The Maze Runner (The Maze Runner #1) (40)

Penulis : James Dashner

40


LAMPU-LAMPU berkelebat di seluruh isi Wisma. Semua Glader berlarian, semua orang berbicara pada saat bersamaan. Beberapa anak menangis di sudut ruangan. Kekacauan menguasai keadaan.

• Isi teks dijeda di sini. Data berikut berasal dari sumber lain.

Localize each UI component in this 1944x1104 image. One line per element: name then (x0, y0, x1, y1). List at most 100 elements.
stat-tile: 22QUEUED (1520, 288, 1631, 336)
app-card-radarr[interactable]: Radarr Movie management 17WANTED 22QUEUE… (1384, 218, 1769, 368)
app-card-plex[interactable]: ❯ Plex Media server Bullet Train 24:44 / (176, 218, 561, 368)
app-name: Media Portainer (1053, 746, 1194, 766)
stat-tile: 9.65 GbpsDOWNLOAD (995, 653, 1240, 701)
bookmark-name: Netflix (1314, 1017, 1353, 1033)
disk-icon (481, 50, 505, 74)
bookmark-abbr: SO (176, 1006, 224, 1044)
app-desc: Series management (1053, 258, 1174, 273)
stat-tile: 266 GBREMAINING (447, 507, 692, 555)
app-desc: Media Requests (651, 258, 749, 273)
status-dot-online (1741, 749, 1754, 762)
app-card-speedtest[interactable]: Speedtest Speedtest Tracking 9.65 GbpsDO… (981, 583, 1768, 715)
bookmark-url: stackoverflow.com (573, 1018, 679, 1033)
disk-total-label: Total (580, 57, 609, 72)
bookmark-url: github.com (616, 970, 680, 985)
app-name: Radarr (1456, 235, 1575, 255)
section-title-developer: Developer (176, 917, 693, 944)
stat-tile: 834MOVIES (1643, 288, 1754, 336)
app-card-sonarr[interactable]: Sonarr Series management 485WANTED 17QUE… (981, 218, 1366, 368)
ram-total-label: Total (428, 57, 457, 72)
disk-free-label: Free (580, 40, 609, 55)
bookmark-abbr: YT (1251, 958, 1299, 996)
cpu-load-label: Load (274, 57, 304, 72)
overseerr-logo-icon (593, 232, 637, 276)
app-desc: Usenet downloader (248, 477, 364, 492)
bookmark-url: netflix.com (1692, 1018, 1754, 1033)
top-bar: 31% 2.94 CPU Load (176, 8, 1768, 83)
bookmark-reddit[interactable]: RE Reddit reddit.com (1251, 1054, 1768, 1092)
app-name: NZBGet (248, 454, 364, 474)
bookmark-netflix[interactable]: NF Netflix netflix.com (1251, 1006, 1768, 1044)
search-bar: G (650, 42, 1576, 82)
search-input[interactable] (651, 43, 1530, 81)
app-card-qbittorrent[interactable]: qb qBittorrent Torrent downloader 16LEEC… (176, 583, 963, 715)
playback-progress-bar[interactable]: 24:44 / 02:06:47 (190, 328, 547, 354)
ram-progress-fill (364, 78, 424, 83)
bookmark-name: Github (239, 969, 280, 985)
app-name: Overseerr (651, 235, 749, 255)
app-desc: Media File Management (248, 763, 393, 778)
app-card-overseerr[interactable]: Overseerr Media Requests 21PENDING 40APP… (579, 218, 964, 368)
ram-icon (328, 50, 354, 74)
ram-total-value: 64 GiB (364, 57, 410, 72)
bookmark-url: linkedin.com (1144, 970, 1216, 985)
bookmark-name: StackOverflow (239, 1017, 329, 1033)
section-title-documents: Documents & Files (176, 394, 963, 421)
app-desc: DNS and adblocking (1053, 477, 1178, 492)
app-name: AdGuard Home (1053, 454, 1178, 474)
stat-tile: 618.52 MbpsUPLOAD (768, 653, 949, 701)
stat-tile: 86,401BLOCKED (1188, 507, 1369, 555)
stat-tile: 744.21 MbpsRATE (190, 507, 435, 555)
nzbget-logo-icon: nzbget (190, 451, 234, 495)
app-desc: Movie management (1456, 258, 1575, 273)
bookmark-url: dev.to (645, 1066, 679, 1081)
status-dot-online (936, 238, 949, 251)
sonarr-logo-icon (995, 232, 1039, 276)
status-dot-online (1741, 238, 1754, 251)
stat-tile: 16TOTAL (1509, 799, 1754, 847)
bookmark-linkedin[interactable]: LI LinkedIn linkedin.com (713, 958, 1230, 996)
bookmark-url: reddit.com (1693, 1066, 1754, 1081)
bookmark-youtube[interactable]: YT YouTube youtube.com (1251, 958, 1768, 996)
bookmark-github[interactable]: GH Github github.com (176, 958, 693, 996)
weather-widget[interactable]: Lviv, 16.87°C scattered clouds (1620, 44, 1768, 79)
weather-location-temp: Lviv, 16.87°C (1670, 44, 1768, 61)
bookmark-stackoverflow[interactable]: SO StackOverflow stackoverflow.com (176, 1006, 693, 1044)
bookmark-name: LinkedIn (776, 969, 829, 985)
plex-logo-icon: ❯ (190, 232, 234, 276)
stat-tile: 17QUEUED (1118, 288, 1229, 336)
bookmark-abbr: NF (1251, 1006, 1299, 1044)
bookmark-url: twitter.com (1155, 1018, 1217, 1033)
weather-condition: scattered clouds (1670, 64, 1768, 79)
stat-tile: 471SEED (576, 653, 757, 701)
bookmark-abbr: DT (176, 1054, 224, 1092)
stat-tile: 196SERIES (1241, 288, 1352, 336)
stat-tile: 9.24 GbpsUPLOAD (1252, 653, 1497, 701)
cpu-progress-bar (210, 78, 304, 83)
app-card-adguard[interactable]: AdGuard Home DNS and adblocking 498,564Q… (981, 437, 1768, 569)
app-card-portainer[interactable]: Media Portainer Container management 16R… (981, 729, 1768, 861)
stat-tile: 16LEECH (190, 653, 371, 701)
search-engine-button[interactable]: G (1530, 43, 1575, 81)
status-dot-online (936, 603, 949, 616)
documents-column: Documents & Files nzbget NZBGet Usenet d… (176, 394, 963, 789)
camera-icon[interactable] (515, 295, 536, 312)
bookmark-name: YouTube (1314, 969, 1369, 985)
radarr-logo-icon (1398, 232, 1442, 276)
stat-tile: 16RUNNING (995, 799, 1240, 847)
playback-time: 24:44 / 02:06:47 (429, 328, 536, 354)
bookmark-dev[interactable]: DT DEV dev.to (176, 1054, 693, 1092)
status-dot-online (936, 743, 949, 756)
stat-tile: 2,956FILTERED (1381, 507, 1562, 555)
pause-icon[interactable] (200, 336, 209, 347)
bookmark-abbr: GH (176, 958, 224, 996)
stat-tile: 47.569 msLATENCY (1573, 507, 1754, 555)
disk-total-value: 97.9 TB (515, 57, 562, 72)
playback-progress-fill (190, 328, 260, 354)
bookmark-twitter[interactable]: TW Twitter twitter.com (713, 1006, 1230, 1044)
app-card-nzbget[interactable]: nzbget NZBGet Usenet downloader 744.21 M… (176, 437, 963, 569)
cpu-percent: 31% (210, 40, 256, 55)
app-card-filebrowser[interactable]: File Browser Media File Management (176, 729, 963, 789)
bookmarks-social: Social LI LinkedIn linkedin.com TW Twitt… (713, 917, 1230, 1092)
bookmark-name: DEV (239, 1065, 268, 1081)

Thomas mengabaikan semuanya.

Dia berlari ke lorong, kemudian turun dengan melompati tiga anak tangga sekaligus. Dia terus berlari menerobos kerumunan di beranda, keluar dari Wisma dan menuju Pintu Barat, berlari sekencang mungkin. Anak itu mengerem larinya tepat di perbatasan Maze, instingnya memaksa dirinya berpikir dua kali untuk masuk ke sana. Newt memanggilnya dari belakang, menunda keputusannya.

“Minho ikut ke luar sana!” teriak Thomas ketika Newt tiba, sebuah handuk kecil ditekankan ke luka di kepalanya. Noda darah terserap ke kain putih itu.

“Aku melihatnya,” kata Newt, menarik handuk dan mengamatinya; anak itu meringis dan menempelkannya kembali ke kepalanya. “Sial, sakit sekali. Minho akhirnya hilang akal—sama seperti Alby. Aku sudah menebak dia memang sinting.”

Thomas tetap mencemaskan Minho. “Aku akan mengejarnya.”

Waktunya untuk menjadi pahlawan lagi?”

Thomas memandang Newt dengan tajam, tersinggung dengan teguran itu. “Kau piker aku melakukan ini untuk membuat kalian semua terkesan? Yang benar saja. Aku hanya ingin keluar dari sini.”

“Ya, baiklah, kau memang anak yang tangguh. Tapi, sekarang kita punya masalah yang lebih buruk.”

“Apa?” Thomas tahu dia tak memiliki waktu mendengarkannya jika ingin menyusul Minho.

“Seseorang—” Newt memulai.

“Itu dia!” teriak Thomas. Minho baru saja berbelok dari tikungan di depan dan berlari ke arah mereka. Thomas membentuk corong dengan kedua tangan di mulutnya. “Apa yang kau lakukan, Bodoh!”

Minho menunggu hingga melewati Pintu dan berhenti, kemudian membungkuk, kedua tangannya bertumpu di lutut, dan menarik napas beberapa kali sebelum menjawab. “Aku hanya … ingin … memastikan.”

“Memastikan apa?” tanya Newt. “Keadaanmu bisa saja lebih baik, dibawa bersama Gally.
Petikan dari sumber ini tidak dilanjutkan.